The Mechanics of It…

…with “It” of course being the writing process. I have just decided to merge two story ideas into one. Originally the two “The Birth of Aidan” and “The Paternity Test” were meant to be respectively about fatherhood from the perspective of the father, and fatherhood from the perspective of the fathered.

The influences, inspirations for these two stories – now this story – are varied. There was one particularly brilliant piece I read eight years ago at the Cropper Foundation workshop, written by one of the other participants Lenworth Burke from Jamaica, called “The Driveouts”. Lenny’s story was voted the best of the workshop and won the Jamaica Observer Arts Award the next year. It did what I believe the best short stories do, in that it achieved its message with a subtlety that is worked within the thread of the story. The story was essentially about the drives a young boy took with his family, his father in particular, over the span of perhaps two decades.

Other influences behind this reflection on paternity include Eric Clapton’s tragic song about the loss of his son, Connor, “Tears in heaven”. Then there is this brilliant sci-fi story called “Story of your life” by Ted Chiang, which is more about maternity, motherhood but still, within its telling by a man (Chiang), something comes out that is closer in spirit either to paternity or more neutral parenthood.

Then there is that fucking shameless tearjerker The Champ with Jon Voight. I watched that movie more than twenty years ago and cried my ass off…then I watched that movie last year and almost cried my ass off. The difference of course is that my sympathies lay two different places the two times I watched that movie.

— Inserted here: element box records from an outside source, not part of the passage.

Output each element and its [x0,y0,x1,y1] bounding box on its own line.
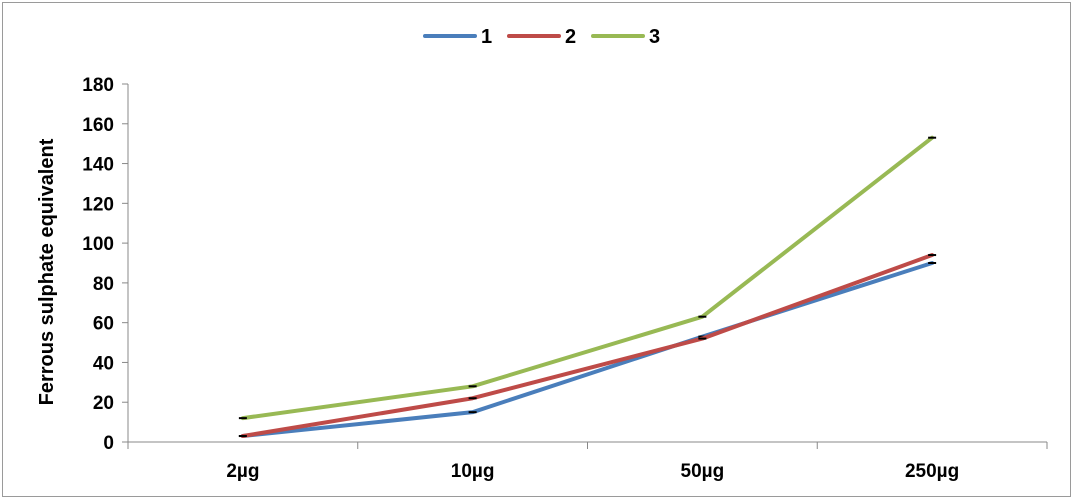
legend-item-3: 3 [591,26,660,48]
y-tick-label: 100 [82,234,114,255]
legend-label: 3 [649,26,660,48]
series-2 [238,253,937,439]
x-tick-label: 10µg [451,461,495,482]
y-tick-label: 60 [93,314,114,335]
y-tick-label: 0 [103,433,114,454]
legend-item-2: 2 [507,26,576,48]
series-line [240,253,935,439]
y-axis-title: Ferrous sulphate equivalent [36,138,58,405]
x-tick-label: 50µg [681,461,725,482]
series-line [240,261,935,439]
y-tick-label: 80 [93,274,114,295]
y-tick-label: 180 [82,75,114,96]
legend-label: 1 [481,26,492,48]
y-tick-label: 160 [82,115,114,136]
series-group [238,135,937,439]
legend-item-1: 1 [423,26,492,48]
legend: 1 2 3 [423,26,660,48]
y-tick-label: 20 [93,393,114,414]
series-3 [238,135,937,421]
y-tick-label: 120 [82,194,114,215]
y-axis: 0 20 40 60 80 100 120 140 160 180 [82,75,129,454]
series-line [240,135,935,421]
y-tick-label: 40 [93,353,114,374]
y-tick-label: 140 [82,155,114,176]
legend-label: 2 [565,26,576,48]
x-tick-label: 2µg [226,461,259,482]
x-axis: 2µg 10µg 50µg 250µg [127,441,1048,482]
x-tick-label: 250µg [905,461,959,482]
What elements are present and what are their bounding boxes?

The last time I watched almost was around the same time I watched The Pursuit of Happyness with Will Smith and his son. There was a scene when they were sleeping in a public restroom that I think strikes a cord with any father who has been in the struggle, particularly with that one son. Since I am at present technically a single father and technically unemployed, the Will Smith and Jon Voight characters are ones that I feel a strong association with.

With this foundation, this background, I ended up working on “The Paternity Test” which is what the two merged stories are now called…

It is what they illustrate, which is at once everything and nothing, that suspends our friendship at the top of staircases or when walking around in the city, the latter being rarely done. It is why an open gateway provides a glimpse of oblivion.”

Excerpt, “The Paternity Test”

2 comments:

signifyinguyana said...

I cried my eyes out when I saw The Pursuit of Happyness, and so did the man sitting next to me. What struck me most was the father's brilliant mind, and his gumption (born of desperation, but commendable nevertheless).

Every little boy should have a father with those qualities.

Anonymous said...

Single father?? what happened to ur wife??